3.      Additional power restrictions at helipads to limit 5G emissions during near helicopter landings and other maneuvers.

Thus the mobile industry will drive additional real-world data to optimize transmissions and coexistence. Such a study should have been forthcoming from the FAA and the aviation industry, but not only did they submit bogus test results to the FCC, they refused to make the data public for scientific review.

Some Christmas spirit and cooperation

On December 22, CTIA – the wireless industry association, the Aerospace Industries Association, and Airlines for America announced an “ongoing collaboration to find a data-driven solution and deploy 5G while preserving aviation safety. The best technical experts from across both industries will be working collectively to identify a path forward, in coordination with the FAA and FCC.”

Congress and President Biden just concluded the bipartisan infrastructure bill with a $65 billion push for broadband. A White House fact sheet asserts, “Broadband internet is necessary for Americans to do their jobs and increasingly important for small business owners all across America.”  Indeed, national security leaders including 4-start generals urged the White House to resolve the issue, lest the US fall of behind China in 5G network rollout and service development.

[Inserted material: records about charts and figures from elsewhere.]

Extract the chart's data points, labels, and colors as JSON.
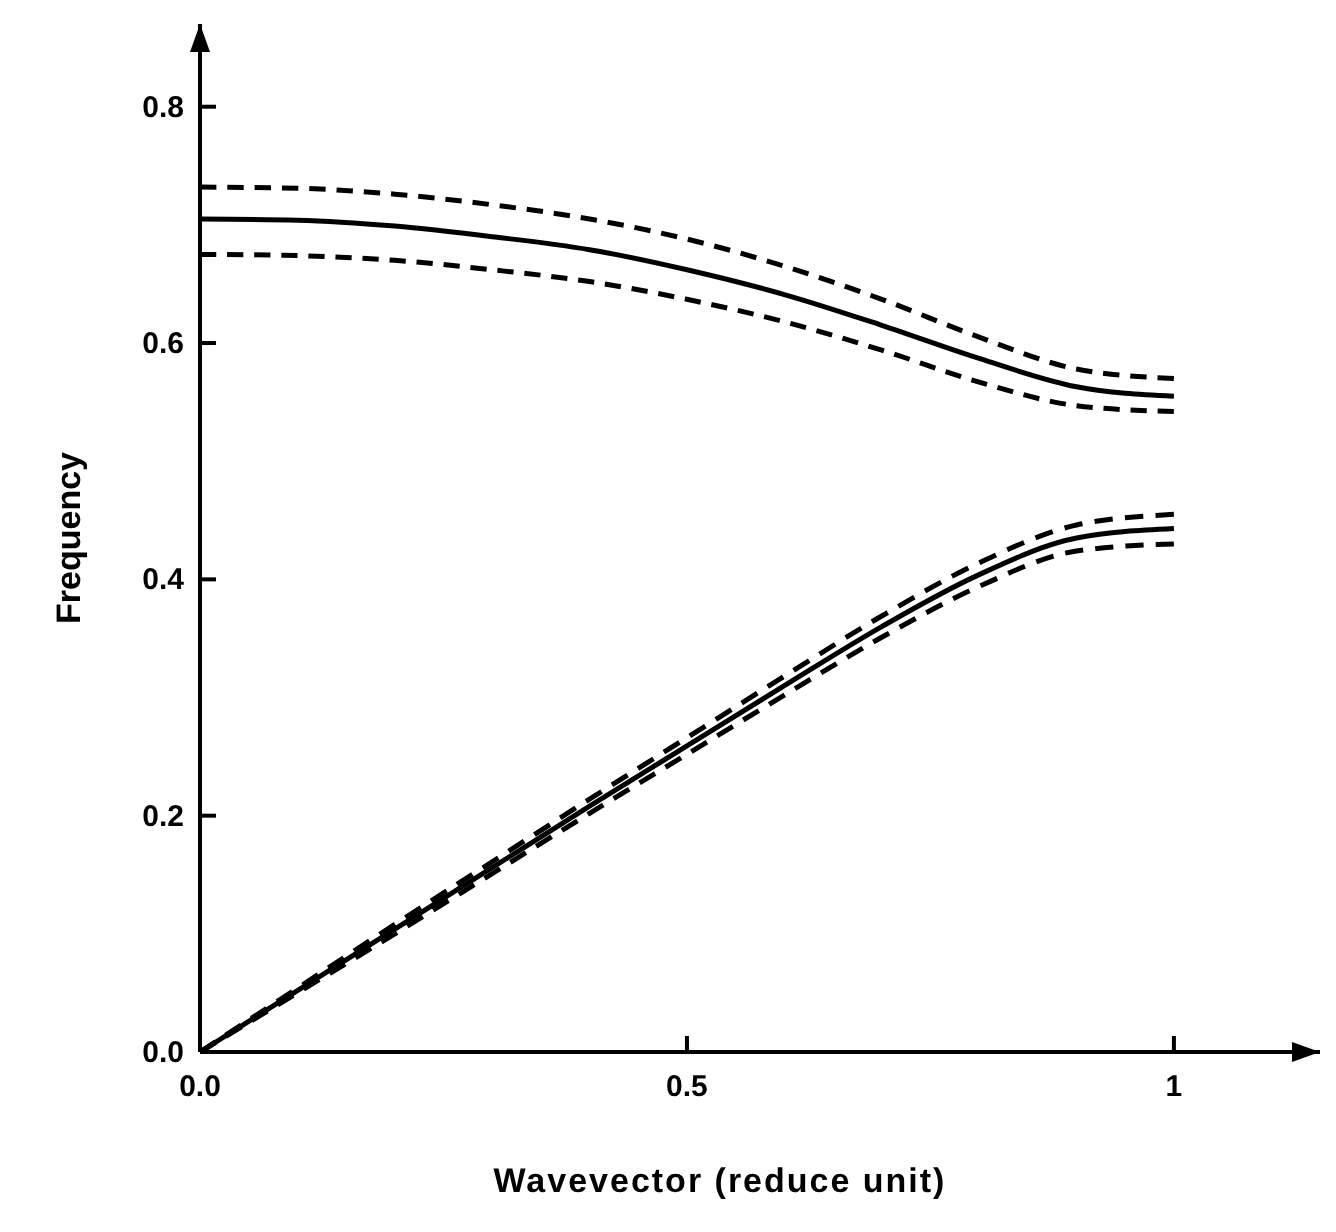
{
  "chart_data": {
    "type": "line",
    "xlabel": "Wavevector  (reduce unit)",
    "ylabel": "Frequency",
    "x": [
      0,
      0.1,
      0.2,
      0.3,
      0.4,
      0.5,
      0.6,
      0.7,
      0.8,
      0.9,
      1.0
    ],
    "xlim": [
      0,
      1.15
    ],
    "ylim": [
      0,
      0.87
    ],
    "xticks": [
      {
        "value": 0,
        "label": "0.0"
      },
      {
        "value": 0.5,
        "label": "0.5"
      },
      1
    ],
    "yticks": [
      {
        "value": 0,
        "label": "0.0"
      },
      {
        "value": 0.2,
        "label": "0.2"
      },
      {
        "value": 0.4,
        "label": "0.4"
      },
      {
        "value": 0.6,
        "label": "0.6"
      },
      {
        "value": 0.8,
        "label": "0.8"
      }
    ],
    "grid": false,
    "marker": "none",
    "series": [
      {
        "color": "#000000",
        "line_style": "solid",
        "values": [
          0.705,
          0.704,
          0.699,
          0.69,
          0.679,
          0.662,
          0.641,
          0.615,
          0.587,
          0.563,
          0.555
        ]
      },
      {
        "color": "#000000",
        "line_style": "dashed",
        "values": [
          0.732,
          0.731,
          0.726,
          0.717,
          0.705,
          0.688,
          0.665,
          0.637,
          0.605,
          0.578,
          0.57
        ]
      },
      {
        "color": "#000000",
        "line_style": "dashed",
        "values": [
          0.675,
          0.674,
          0.67,
          0.662,
          0.652,
          0.637,
          0.618,
          0.594,
          0.567,
          0.547,
          0.542
        ]
      },
      {
        "color": "#000000",
        "line_style": "solid",
        "values": [
          0,
          0.052,
          0.104,
          0.156,
          0.208,
          0.259,
          0.31,
          0.36,
          0.404,
          0.435,
          0.443
        ]
      },
      {
        "color": "#000000",
        "line_style": "dashed",
        "values": [
          0,
          0.054,
          0.108,
          0.161,
          0.214,
          0.266,
          0.318,
          0.369,
          0.414,
          0.446,
          0.455
        ]
      },
      {
        "color": "#000000",
        "line_style": "dashed",
        "values": [
          0,
          0.05,
          0.1,
          0.151,
          0.202,
          0.252,
          0.302,
          0.351,
          0.394,
          0.424,
          0.43
        ]
      }
    ]
  }
}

Mobile operators, which spent tens of billions to buy spectrum and plan billions more to build networks, should be able to exercise their license rights. Companies make these investments on the premise of a stable regulatory environment. When it became clear that aviation interests would not move, mobile operators proposed a solution. Yesterday’s announcement is a promising step forward toward a final resolution that the aviation industry will accept. Investors should have the confidence that mobile operators will protect their assets from regulatory abuse. Maybe the aviation parties will find some Christmas spirit and cooperate further.